Militsa was the cleverer of the two, with a voguish interest in Oriental religions and mystic and ascetic literature. She learned Persian to be able to read Persian mystics in the original and had written a brief book, Selected Quotations from the Holy Fathers. The sisters were dark and stylish, with knowing, haughty eyes and an avaricious slant to the mouth. They nagged officials constantly for handouts; after her husband lost heavily in stock exchange gambling, Militsa damned the finance minister Sergei Witte for his “insolence” when he refused to repair the damage with funds from the State Bank. They were more skillful in building a friendship with the imperial couple. They treated Alexandra with exaggerated deference—“they bowed, they scraped”—and nursed her when she was ill with dysentery, doing “the work of chambermaids,” emptying her chamber pot and changing her linen.

The sisters were infected, Witte wrote, by “that disease known by such names as spiritualism and occultism.” Grand Duke Nicholas was equally inclined to mysticism. “One cannot call the grand duke mad,” Witte said. “Neither can one call him normal.” He once asked Witte whether he thought the tsar was human or divine. When Witte said human, the grand duke said that he “was neither, but something in between.”

Bored, seeking new sensations, the sisters made an incognito pilgrimage to Kiev and stumbled across Rasputin. This, at least, is the claim of Aron Simanovich; others said that Feofan introduced the starets to the sisters, and the investigator accepted this version. Simanovich, however, insisted that he was in Kiev himself when the Montenegrins put up at the Mikhailovsky Monastery. One morning they glimpsed a simple wanderer chopping wood in the monastery backyard. It was Rasputin, earning his board and lodging. They fell into conversation with him; Rasputin told them of his adventures, the monks and monasteries he had visited. He said that he often preached at railroad stations and steamship landings. He was proud of his talents as a preacher and said that he could outargue educated theologians.

The sisters were intrigued; they invited him for tea. There was fire as well as persuasiveness in his stories, and “his gray, penetrating eyes were shining so suggestively that his listeners were seized by an admiration for him.” When he found out the identities of his new acquaintances, he made special efforts to win their favor. He rarely boasted of his gifts, but Simanovich suggested that he made an exception for the sisters, telling them that he could cure all manner of diseases, and that he could foretell the future and divert impending disasters. He had “realized immediately,” Simanovich wrote, “what brilliant opportunities were opening.” He was on his best behavior, looking at the ladies intently and bowing deferentially to them.

The meetings continued; the sisters stood Rasputin to treats, pastries, and candies. He loved sugar in any form—sweet wine, cakes, buns; he sucked his tea through lumps of it.

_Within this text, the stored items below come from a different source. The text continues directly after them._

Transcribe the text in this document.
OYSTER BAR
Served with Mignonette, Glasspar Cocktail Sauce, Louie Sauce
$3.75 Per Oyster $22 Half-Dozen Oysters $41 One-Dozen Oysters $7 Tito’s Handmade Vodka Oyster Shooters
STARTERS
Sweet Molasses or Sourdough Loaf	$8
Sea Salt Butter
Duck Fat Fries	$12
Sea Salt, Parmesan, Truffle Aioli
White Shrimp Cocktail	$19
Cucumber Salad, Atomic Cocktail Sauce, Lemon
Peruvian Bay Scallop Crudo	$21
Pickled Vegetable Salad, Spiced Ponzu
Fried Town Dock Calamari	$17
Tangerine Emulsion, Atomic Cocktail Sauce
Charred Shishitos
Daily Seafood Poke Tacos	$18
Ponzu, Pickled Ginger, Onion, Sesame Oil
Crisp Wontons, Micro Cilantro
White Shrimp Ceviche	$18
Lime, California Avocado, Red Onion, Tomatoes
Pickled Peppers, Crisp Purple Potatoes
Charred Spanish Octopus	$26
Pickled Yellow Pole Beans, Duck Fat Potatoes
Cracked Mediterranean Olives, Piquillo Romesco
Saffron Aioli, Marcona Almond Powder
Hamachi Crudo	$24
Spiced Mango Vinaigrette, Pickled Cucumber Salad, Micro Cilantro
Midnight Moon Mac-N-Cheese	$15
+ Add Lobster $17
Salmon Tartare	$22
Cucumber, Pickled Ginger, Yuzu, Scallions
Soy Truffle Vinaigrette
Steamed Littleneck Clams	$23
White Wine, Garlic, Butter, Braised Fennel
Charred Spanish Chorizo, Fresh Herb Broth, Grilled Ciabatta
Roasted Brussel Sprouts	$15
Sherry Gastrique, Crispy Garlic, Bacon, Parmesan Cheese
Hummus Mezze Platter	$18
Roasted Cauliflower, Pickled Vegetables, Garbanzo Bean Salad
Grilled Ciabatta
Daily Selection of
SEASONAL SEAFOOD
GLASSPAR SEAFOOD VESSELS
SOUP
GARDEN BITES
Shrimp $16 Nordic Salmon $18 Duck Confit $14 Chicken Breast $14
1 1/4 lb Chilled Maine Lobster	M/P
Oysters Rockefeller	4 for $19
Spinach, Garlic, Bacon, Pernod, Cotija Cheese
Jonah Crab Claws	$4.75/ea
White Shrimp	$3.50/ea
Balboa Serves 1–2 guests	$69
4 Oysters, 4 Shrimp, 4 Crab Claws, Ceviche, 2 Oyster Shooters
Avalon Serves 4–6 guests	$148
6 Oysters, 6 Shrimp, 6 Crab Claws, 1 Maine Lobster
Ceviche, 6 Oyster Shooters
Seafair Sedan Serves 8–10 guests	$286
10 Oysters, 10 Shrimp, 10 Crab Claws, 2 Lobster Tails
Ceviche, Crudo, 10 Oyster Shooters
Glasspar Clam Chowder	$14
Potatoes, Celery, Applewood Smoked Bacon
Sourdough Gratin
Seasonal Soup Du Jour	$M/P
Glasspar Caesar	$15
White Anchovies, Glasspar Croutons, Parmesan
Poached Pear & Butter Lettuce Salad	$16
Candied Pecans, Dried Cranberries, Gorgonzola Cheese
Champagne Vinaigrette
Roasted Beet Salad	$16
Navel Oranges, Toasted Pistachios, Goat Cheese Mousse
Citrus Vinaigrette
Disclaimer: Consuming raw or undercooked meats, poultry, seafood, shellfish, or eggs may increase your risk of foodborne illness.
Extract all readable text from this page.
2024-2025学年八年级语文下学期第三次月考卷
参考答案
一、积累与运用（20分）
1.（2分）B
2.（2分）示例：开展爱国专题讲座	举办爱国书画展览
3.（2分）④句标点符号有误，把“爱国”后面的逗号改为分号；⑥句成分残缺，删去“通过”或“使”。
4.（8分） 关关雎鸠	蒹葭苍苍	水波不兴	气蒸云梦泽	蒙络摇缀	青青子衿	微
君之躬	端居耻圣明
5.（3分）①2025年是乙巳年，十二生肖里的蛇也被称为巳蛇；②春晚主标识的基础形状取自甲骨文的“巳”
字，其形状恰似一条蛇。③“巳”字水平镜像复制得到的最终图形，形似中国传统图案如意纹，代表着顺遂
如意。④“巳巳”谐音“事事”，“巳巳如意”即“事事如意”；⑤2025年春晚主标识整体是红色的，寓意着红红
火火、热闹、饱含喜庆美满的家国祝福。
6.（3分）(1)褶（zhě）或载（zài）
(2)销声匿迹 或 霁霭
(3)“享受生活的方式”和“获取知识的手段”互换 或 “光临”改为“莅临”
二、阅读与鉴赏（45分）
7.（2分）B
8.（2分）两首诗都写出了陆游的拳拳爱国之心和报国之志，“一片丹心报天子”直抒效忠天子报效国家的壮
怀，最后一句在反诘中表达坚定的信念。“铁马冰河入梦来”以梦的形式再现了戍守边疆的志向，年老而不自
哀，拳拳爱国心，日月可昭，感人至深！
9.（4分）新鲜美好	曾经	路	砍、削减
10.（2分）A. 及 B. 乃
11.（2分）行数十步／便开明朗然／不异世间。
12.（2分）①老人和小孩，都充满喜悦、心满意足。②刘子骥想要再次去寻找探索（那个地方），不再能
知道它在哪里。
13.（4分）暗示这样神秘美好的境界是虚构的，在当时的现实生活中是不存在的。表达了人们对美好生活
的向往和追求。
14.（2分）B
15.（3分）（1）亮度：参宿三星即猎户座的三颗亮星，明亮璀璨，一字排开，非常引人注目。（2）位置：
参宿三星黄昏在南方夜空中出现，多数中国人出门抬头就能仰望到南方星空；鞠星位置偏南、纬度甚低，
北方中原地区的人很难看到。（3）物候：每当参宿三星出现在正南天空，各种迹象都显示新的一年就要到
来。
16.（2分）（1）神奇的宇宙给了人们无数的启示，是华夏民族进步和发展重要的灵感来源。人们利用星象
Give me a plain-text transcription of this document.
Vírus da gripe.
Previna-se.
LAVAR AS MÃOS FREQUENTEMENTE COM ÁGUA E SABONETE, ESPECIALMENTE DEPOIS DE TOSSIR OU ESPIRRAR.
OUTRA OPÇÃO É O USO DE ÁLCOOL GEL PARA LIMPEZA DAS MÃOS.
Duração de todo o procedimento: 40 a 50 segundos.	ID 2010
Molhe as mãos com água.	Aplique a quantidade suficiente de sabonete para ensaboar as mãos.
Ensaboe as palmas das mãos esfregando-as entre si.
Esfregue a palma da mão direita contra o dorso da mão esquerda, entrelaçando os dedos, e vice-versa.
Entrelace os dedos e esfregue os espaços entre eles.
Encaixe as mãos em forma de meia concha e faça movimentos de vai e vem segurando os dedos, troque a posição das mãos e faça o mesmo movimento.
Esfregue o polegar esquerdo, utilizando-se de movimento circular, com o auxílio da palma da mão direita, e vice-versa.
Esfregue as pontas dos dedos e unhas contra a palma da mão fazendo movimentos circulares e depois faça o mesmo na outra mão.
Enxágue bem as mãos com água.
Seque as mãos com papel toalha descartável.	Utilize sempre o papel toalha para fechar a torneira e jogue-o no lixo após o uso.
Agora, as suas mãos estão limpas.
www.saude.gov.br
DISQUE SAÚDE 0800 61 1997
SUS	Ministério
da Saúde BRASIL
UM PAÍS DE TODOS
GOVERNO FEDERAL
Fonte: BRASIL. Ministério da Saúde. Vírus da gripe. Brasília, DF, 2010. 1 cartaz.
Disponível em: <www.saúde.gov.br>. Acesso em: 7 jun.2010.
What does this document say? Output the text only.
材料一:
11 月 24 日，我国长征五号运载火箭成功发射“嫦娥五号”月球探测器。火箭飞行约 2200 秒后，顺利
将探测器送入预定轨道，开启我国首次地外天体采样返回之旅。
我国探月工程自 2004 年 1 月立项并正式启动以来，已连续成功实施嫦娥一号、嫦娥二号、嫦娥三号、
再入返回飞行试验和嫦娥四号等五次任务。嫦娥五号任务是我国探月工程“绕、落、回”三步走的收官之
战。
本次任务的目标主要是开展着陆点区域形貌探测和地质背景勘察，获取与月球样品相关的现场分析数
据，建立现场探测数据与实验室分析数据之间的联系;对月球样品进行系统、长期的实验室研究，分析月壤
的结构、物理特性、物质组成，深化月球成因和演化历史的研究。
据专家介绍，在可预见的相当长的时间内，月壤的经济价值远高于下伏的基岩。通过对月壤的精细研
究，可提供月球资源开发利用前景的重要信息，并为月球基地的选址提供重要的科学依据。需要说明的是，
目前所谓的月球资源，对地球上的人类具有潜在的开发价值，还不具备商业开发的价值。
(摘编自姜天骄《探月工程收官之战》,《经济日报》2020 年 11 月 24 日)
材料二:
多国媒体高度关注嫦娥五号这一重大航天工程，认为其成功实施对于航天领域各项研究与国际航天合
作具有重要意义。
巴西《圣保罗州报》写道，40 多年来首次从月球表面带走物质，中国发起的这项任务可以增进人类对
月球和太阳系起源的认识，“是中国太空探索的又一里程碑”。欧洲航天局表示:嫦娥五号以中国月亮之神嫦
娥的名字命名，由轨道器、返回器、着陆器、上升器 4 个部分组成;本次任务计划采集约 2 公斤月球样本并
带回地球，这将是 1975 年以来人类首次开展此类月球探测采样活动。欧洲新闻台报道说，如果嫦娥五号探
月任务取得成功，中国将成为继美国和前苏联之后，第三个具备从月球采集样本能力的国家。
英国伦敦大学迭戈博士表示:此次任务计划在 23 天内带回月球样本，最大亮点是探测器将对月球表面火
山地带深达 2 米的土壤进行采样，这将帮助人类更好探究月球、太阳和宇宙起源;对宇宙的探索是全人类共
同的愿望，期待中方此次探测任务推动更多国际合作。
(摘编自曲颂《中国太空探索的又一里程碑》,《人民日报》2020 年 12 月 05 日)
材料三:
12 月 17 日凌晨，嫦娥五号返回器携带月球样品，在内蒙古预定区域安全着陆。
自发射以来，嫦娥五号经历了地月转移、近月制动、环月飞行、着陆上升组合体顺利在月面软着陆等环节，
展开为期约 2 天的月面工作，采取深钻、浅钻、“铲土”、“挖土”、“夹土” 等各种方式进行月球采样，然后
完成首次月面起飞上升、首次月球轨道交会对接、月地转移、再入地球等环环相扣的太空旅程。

Simanovich noted of his mouth that “instead of teeth there showed some black rootlets.” Far from repelling the Montenegrins, however, he swayed them into “a kind of mystic worship.” Their hearts were “searching for a wonder worker,” and they were convinced that one stood in front of them. He excited them. Forecasting the impact that Rasputin would exert “upon the nervous and mystically inclined tsar and tsarina,” Militsa saw in him a new weapon for strengthening her hold on the imperial couple. She had plans to introduce him at court.